In 2017, the Boston Globe reported that Harvard’s seven top-paid endowment managers earned a combined US$58 million in 2015, during a period when Harvard’s investment performance lagged behind the rest of the Ivy League endowments.

How can this be? Conventional wisdom says that if you are smarter, you should be able to spot better investment opportunities and thus, invest better. Perhaps it was just bad luck, or was it something else?

In the latest update on returns from endowments from financial research firm Markov Processes International, Harvard continued to maintain close to the bottom spot among its peers (see chart below).

On a closer look, most large endowment funds fail to beat the benchmark return of a “dumb” and passive 60-40 index portfolio (consisting of a diversified basket of 60 per cent of the United States stock market and 40 per cent of the US bond market, with about 12,000 holdings)

Professor Gilbert, a finance professor at the University of Washington, said that the mistake smart investment managers make stems from the belief that their skill and intelligence would allow them to side-step risks and mistakes that others would typically avoid.

Shane Frederick, from the Sloan School of Management at the Massachusetts Institute of Technology, found out that smart people (those with high IQ scores) had the tendency to make more mistakes when problem-solving, by taking mental shortcuts as that requires less mental effort.

He also found out that smart people were more willing to gamble (take more risk) even with poor odds.

Behavioural finance and psychology experiments also point to a cognitive bias called the blind-spot bias. Everyone is prone to this irrationality, where we are better at recognising biased reasoning in others but not in ourselves.

Psychologists West and Meserve from James Madison University and Stanovich of the University of Toronto have found that the blind-spot bias is greater the smarter an individual is. As a result, most smart individuals are able to see why others have made poor investment choices, yet are unable to see their own mistakes. They are more likely to ignore the advice of peers or experts and fail to recognise when they need help.
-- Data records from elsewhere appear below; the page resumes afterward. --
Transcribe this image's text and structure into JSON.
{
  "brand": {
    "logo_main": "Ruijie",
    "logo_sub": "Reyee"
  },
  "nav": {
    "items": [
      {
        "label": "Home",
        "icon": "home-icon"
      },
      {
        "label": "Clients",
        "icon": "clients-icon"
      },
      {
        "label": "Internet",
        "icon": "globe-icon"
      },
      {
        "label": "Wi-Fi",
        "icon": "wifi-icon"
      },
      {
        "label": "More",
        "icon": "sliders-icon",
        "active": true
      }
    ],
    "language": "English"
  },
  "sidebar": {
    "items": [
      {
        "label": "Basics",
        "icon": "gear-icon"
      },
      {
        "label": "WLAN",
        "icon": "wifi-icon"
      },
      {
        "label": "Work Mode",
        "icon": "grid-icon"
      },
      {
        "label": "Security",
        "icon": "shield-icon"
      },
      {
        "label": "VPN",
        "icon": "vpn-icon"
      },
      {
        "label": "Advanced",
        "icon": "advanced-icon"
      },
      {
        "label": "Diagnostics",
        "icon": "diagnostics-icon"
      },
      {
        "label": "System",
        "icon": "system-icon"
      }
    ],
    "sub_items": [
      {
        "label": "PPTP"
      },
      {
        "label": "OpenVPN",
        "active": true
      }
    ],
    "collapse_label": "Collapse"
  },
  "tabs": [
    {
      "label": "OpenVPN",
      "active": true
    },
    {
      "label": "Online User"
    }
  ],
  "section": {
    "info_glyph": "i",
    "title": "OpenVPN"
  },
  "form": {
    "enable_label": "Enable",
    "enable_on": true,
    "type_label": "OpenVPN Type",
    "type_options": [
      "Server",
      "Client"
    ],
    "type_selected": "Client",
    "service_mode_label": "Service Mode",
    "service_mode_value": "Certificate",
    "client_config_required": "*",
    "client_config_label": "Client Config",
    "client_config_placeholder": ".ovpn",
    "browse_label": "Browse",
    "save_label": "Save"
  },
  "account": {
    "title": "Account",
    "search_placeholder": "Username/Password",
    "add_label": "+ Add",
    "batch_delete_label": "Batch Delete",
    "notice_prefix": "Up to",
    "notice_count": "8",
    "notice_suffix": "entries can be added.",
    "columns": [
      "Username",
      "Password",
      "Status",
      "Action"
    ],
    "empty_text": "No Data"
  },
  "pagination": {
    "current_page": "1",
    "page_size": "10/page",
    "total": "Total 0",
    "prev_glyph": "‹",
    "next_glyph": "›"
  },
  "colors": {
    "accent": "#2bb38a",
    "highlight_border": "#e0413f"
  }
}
As an illustration of this point, Eleanor Laise did a study on the investment performance of the Mensa investment club. Mensa is a non-profit organisation open only to people with IQ scores in the top 2 per cent of the population.

For the 15-year period from 1986 to 2001, the Mensa investment club managed to get an average return of 2.5 per cent annually versus the 15.3 per cent annual return of the S&P 500 index. In other words, the investment returns of a select group with IQs at the top 2 per cent of the population did 84 per cent worse than the index.

The point is not to say that all smart people are bad investors, as there are obviously smart people who have done really well.

However, everyone, smart or not, needs to be more aware that self-perceived smartness, especially if derived from past successes in their careers, need not always equate to success in investing.

We should thus not be so awed by the large armies of highly paid professional investment managers and analysts employed by large financial institutions as many of them could likewise be unaware of their blind-spot bias.

 

CHILDREN COULD DO IT

Elaborating on the reports of the Ivy League’s endowment performance, author and financial columnist Andrew Hallam conducted a fun experiment and wrote about it on the AssetBuilder website.

He asked two girls aged seven and eight to pick 20 exchange-traded funds (ETFs) from five main asset categories to construct a portfolio, of which not all were “winning” funds. He then back-tested their portfolios to see if they could beat the endowments. The results were unsurprising.

A simple diversified portfolio was able to beat the complex investment strategies employed by all these super smart professionals. The portfolios that the children chose did not constantly switch the asset allocation nor constituent funds.

So, the good news is that if children are able to beat some of the most intelligent investors on the planet with simple, proven methods, so can you.

The mechanics can be as simple as just investing in a globally diversified portfolio of index funds with an asset allocation that is most suited to one’s personal risk tolerance and then rebalancing yearly.

The more difficult part is managing one’s emotions and instinctive behaviours during volatile and uncertain markets, so that one does not fall prey to buying and selling at the wrong times.

While you may not beat all the pros each and every single year, the odds of outperforming many of them over the long term, in 10 years, for example, is good.

Remember Warren Buffet’s US$1 million bet against a basket of hedge funds? The bet ended after 10 years in 2017 with his chosen S&P 500 index gaining an average of 7.1 per cent per annum against the 2.2 per cent per annum returns of the hedge funds selected by asset management firm Protege Partners.

Back to Bloomberg’s report on Harvard, it ended with a suggestion from a group of alumni from the class of 1969. They had a simple suggestion for Harvard’s endowment chief: Invest in index funds.

That way, Harvard would have had better investment returns, and saved a whole lot of money from paying salaries to their top-notch investment teams.